Profiling Concurrent Go Code — Practical Tasks¶

Table of Contents¶

How to Use This Page
Task 1 — Hello, Mutex Profile
Task 2 — Reading a Block Profile
Task 3 — Goroutine Snapshot Triage
Task 4 — Your First runtime/trace
Task 5 — Diff Two Mutex Profiles
Task 6 — Lines vs Functions
Task 7 — Goroutine Labels
Task 8 — Trace Tasks and Regions
Task 9 — Worker Pool Profile Slicing
Task 10 — Triage Script
Task 11 — Continuous Profiling Lab
Task 12 — Concurrency Health Dashboard
Task 13 — Profile Capture in CI
Self-Assessment

How to Use This Page¶

Each task is a small self-contained lab. Most run on a laptop with Go 1.22+ and graphviz installed (for the pprof web UI). Tasks marked "infra" want a docker daemon. Solutions are intentionally not provided — you should solve them.

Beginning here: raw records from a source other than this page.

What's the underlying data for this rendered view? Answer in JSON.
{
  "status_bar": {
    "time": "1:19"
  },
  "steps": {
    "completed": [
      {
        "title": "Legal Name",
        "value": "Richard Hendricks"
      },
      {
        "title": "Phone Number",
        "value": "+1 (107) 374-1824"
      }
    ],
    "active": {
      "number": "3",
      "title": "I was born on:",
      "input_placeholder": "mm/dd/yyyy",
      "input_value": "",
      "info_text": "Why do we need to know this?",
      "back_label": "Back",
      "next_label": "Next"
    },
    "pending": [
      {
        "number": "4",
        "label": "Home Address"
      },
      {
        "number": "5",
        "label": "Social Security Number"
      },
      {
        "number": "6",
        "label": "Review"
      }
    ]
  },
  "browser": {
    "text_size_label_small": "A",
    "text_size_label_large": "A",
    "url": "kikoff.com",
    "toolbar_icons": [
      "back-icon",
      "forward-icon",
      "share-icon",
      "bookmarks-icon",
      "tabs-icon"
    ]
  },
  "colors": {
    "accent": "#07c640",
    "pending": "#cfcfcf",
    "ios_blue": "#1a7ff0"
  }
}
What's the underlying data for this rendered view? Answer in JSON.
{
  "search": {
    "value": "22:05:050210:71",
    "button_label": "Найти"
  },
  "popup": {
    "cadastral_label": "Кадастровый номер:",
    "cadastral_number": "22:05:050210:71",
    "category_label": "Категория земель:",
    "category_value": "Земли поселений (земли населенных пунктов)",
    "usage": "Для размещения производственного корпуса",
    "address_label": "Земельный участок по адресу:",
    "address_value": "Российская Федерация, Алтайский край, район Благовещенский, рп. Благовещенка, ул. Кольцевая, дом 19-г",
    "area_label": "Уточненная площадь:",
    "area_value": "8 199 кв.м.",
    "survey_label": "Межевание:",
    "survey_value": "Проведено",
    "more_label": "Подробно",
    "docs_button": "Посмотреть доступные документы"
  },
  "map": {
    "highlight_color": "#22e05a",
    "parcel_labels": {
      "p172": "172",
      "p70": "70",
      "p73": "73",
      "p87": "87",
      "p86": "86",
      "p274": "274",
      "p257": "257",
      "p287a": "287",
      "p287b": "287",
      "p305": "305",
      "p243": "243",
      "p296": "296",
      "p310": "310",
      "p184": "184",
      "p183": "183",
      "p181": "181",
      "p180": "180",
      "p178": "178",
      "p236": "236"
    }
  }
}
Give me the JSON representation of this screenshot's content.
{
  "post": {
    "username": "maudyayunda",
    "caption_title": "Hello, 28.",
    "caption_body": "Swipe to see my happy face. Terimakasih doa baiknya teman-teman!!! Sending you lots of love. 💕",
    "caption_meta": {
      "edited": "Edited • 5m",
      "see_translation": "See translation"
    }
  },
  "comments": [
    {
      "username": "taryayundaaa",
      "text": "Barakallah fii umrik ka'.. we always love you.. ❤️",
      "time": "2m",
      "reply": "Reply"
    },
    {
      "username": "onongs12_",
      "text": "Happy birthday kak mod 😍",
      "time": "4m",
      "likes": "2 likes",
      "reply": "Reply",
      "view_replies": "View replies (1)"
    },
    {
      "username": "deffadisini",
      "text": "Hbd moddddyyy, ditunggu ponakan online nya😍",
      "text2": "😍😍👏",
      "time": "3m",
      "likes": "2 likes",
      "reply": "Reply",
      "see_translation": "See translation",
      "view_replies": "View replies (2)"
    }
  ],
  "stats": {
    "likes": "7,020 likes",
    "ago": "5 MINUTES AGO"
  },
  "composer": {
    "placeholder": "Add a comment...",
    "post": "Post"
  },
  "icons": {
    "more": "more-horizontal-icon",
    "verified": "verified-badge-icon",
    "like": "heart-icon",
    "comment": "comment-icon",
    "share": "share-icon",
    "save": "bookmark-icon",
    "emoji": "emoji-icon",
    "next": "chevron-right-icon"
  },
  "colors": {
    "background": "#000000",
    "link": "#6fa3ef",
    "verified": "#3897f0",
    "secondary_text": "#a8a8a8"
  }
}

go version            # 1.22 or newer
which dot             # for pprof web UI
docker version        # for tasks 11 and 12

Task 1 — Hello, Mutex Profile¶

Goal. Capture your first mutex profile.

Steps.

Create main.go:

package main

import (
    "fmt"
    "log"
    "net/http"
    _ "net/http/pprof"
    "runtime"
    "sync"
    "time"
)

type Counter struct {
    mu sync.Mutex
    n  int
}

func (c *Counter) Inc() {
    c.mu.Lock()
    defer c.mu.Unlock()
    time.Sleep(50 * time.Microsecond)
    c.n++
}

func main() {
    runtime.SetMutexProfileFraction(1)

    go func() { log.Println(http.ListenAndServe("127.0.0.1:6060", nil)) }()

    var c Counter
    var wg sync.WaitGroup
    for i := 0; i < 200; i++ {
        wg.Add(1)
        go func() {
            defer wg.Done()
            for j := 0; j < 500; j++ {
                c.Inc()
            }
        }()
    }
    wg.Wait()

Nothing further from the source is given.